If we look at history, live theaters took quite a hit when movies appeared. And radio took quite a hit too when TV appeared. And TV is "dying" when broadband internet became mainstream. People now spends more time on the PC than on the TV.
And the movie industry was predicted to be "dead by now" because of online piracy. But
there are a few movies that sold quite well for a dead medium.
Radio wasn't replaced by TV, it had to share a similar market.
Most likely PC vs Phone/Tablet will follow the same pattern. Phones will grow as big to not be ignored hurting the PC; but the PC won't disappear. I could be wrong though. Exceptions happen.
Therefore having two different APIs is a tremendous amount of work we're not able to cope with.
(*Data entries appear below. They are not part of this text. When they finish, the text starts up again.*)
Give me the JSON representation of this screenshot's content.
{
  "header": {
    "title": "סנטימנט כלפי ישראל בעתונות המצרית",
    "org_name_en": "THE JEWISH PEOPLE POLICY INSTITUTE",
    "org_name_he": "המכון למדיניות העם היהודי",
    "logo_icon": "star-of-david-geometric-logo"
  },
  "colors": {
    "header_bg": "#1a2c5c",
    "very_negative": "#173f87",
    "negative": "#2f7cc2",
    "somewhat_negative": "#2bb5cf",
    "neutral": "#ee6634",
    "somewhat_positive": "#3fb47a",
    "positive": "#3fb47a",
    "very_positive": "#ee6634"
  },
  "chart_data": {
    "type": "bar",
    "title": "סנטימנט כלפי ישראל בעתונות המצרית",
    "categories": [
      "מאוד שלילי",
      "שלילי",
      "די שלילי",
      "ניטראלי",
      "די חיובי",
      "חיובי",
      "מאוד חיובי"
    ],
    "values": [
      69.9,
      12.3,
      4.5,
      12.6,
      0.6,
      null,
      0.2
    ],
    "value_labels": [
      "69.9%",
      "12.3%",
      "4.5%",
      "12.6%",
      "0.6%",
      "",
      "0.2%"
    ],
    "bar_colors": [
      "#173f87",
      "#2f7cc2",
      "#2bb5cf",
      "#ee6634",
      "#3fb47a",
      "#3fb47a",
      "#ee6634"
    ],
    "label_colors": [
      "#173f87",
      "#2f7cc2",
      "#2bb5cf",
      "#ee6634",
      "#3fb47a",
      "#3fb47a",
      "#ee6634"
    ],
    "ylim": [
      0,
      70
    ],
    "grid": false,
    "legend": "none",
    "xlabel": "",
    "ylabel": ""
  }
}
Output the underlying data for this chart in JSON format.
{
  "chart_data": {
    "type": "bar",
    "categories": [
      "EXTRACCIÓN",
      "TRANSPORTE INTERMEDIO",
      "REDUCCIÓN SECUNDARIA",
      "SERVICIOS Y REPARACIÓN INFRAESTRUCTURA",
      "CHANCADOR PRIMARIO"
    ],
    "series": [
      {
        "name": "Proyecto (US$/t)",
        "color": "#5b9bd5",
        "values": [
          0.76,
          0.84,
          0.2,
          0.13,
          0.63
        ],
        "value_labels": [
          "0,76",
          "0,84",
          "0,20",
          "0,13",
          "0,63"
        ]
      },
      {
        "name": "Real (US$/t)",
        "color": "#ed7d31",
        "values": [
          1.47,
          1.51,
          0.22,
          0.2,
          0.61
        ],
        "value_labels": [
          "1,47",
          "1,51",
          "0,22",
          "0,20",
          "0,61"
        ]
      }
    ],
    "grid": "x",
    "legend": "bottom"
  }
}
Of course, the Ogre user at a higher level can't aim at plug 'n play ports between PC & phones unless computing power required for his game isn't big. But he still needs to work out the shader quirks (as we don't provide uber shaders like UDK).
As for the static render systems, that's an interesting approach. I don't know how bad the virtuals will be after we separate states from SceneManager & RenderSystem; but certainly phones & consoles are the most affected.
Fallback support for DX11 & DX9 isn't hard really. Just watch all the other games: Include 2 executables + 1 launcher. The launcher detects DX support (or GL option) and launches the right program.
sparkprime wrote:What I would propose is doing the work from back to front. First fixing the rendersystem API (...)
Well, you propose doing the reverse order I do. I'm writing the series of tasks regarding scene management, but it lacks a bit on the RenderSystem side. You could help up a little on that adding those tasks.
They can be done at the same time. I prefer focusing on the tasks I propose, then Render APIs; but there is no reason they can't be done concurrently if enough volunteers are found. I know what I'll be working on. But I can't speak for the rest of the team and contributors.
sparkprime wrote:(...) It needs cleaning up too, with the removal of fixed function functionality. It seems we're coming close to this with the GL4 and D3D11 work nearing completion.
Well, one of the reasons I came with the idea of States (which isn't new btw.) is not only performance and usability (since RTSS should be able to build shaders for newbies basing on their states) but also as fear the FF makes a come back. You never really know. A new architecture. A new technique. Who knows.
A year ago Forward Rendering was dying. Today Deferred Shading using GBuffers has it's days counted. In 2006 FF was dying, but Nintento chose to launch the Wii with FF. And in 2010 FF appeared to be a dead end, but it was a good idea for the tessellator (since Geometry Shaders sucked at that).